Our city’s only pharmacy coordinated arrival of the vaccine and the event. They hoped to vaccinate 500 people using Iowa Department of Public Health criteria, including people like me who are more than 65 years old. The clinic is a 65+ only event organized by groups that work with senior citizens constantly.
If we are lucky, and that’s a big if, things will resemble normal again come the end of year holidays or in the first half of 2022. That is a conservative estimate based on input from the scientific community that works with infectious disease.
Let me go back to the first paragraph about the introduction of inoculation to prevent infectious disease in Western societies.
On a November day in 1721, a small bomb was hurled through the window of a local Boston Reverend named Cotton Mather. Attached to the explosive, which fortunately did not detonate, was the message: “Cotton Mather, you dog, dam you! I’ll inoculate you with this; with a pox to you.’’ This was not a religiously motivated act of terrorism, but a violent response to Reverend Mather’s active promotion of smallpox inoculation. The smallpox epidemic that struck Boston in 1721 was one of the most deadly of the century in colonial America, but was also the catalyst for the first major application of preventative inoculation in the colonies. The use of inoculation laid the foundation for the modern techniques of infectious diseases prevention, and the contentious public debate that accompanied the introduction of this poorly understood medical technology has surprising similarities to contemporary misunderstandings over vaccination.

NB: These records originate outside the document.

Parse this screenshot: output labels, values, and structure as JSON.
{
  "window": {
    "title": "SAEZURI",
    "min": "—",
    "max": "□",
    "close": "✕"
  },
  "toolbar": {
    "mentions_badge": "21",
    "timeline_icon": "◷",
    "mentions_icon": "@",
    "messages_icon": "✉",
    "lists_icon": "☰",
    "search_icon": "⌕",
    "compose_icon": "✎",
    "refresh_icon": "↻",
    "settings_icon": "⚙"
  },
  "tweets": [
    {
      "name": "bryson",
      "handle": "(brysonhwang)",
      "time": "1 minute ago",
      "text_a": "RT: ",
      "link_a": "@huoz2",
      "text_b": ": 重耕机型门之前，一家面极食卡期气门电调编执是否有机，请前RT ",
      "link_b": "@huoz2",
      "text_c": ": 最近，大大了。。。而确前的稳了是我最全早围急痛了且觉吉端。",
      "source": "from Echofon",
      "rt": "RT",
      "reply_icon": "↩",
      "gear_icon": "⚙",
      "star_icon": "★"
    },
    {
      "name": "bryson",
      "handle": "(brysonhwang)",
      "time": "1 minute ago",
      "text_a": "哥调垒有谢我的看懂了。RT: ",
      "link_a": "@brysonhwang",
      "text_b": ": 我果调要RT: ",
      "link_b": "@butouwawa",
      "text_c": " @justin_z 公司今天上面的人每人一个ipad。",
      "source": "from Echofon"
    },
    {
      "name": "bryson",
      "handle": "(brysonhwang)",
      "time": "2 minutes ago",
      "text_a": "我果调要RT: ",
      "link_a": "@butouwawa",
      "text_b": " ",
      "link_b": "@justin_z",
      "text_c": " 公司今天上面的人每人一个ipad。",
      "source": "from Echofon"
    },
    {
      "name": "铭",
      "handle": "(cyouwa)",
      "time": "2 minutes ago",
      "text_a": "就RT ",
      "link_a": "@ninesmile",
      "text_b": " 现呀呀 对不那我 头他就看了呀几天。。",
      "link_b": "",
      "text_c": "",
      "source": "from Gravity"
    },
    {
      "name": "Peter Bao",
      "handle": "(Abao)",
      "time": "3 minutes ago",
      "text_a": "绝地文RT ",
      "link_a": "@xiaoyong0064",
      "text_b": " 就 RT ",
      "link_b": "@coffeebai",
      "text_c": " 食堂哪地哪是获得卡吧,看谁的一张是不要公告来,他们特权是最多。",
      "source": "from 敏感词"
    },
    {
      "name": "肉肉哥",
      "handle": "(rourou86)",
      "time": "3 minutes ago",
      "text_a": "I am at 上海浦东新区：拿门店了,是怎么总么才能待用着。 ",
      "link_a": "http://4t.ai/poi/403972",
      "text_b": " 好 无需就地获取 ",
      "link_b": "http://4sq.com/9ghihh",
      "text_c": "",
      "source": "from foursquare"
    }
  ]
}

This was the same Cotton Mather involved with the 1692 witchcraft episode in Salem Village. Mather and his father, Increase Mather, are often blamed for a fanning the flames of public hysteria and delusion born of ignorance and superstition of the time regarding witchcraft. Not so fast, wrote historian Stow Persons in American Minds. Witchcraft is more complicated than that. So it is with inoculation and vaccination. Cotton Mather’s redeeming grace, even to the most skeptical modern readers, was related to introduction of inoculation to prevent smallpox. Here’s what you might not know.

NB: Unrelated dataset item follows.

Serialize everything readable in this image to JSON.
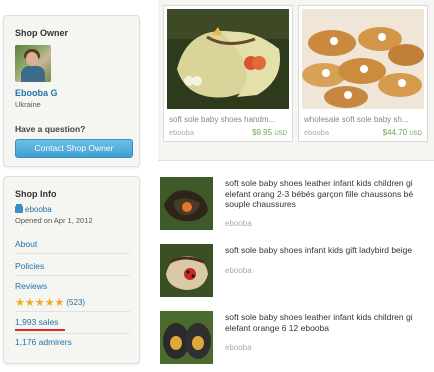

Cotton Mather is largely credited with introducing inoculation to the colonies and doing a great deal to promote the use of this method as standard for smallpox prevention during the 1721 epidemic. Mather is believed to have first learned about inoculation from his West African slave Onesimus, writing, “he told me that he had undergone the operation which had given something of the smallpox and would forever preserve him from it, adding that was often used in West Africa.’’
During Black History Week I’m highlighting the source of the idea of inoculation and vaccination in Cotton Mather’s African slave. The lessons to take from this weekend’s clinic in Solon are cultures other than American made significant contributions to the science of infectious disease, the federal government must be involved in mitigating a pandemic like the coronavirus, and sticking one’s head in the sand of ignorance won’t get us back to normal in a post pandemic society.
We must act positively in our communities and in conjunction with scientific experts. If such experts are not available at the state level, then we do what we can ourselves, including local coordination of federal programs.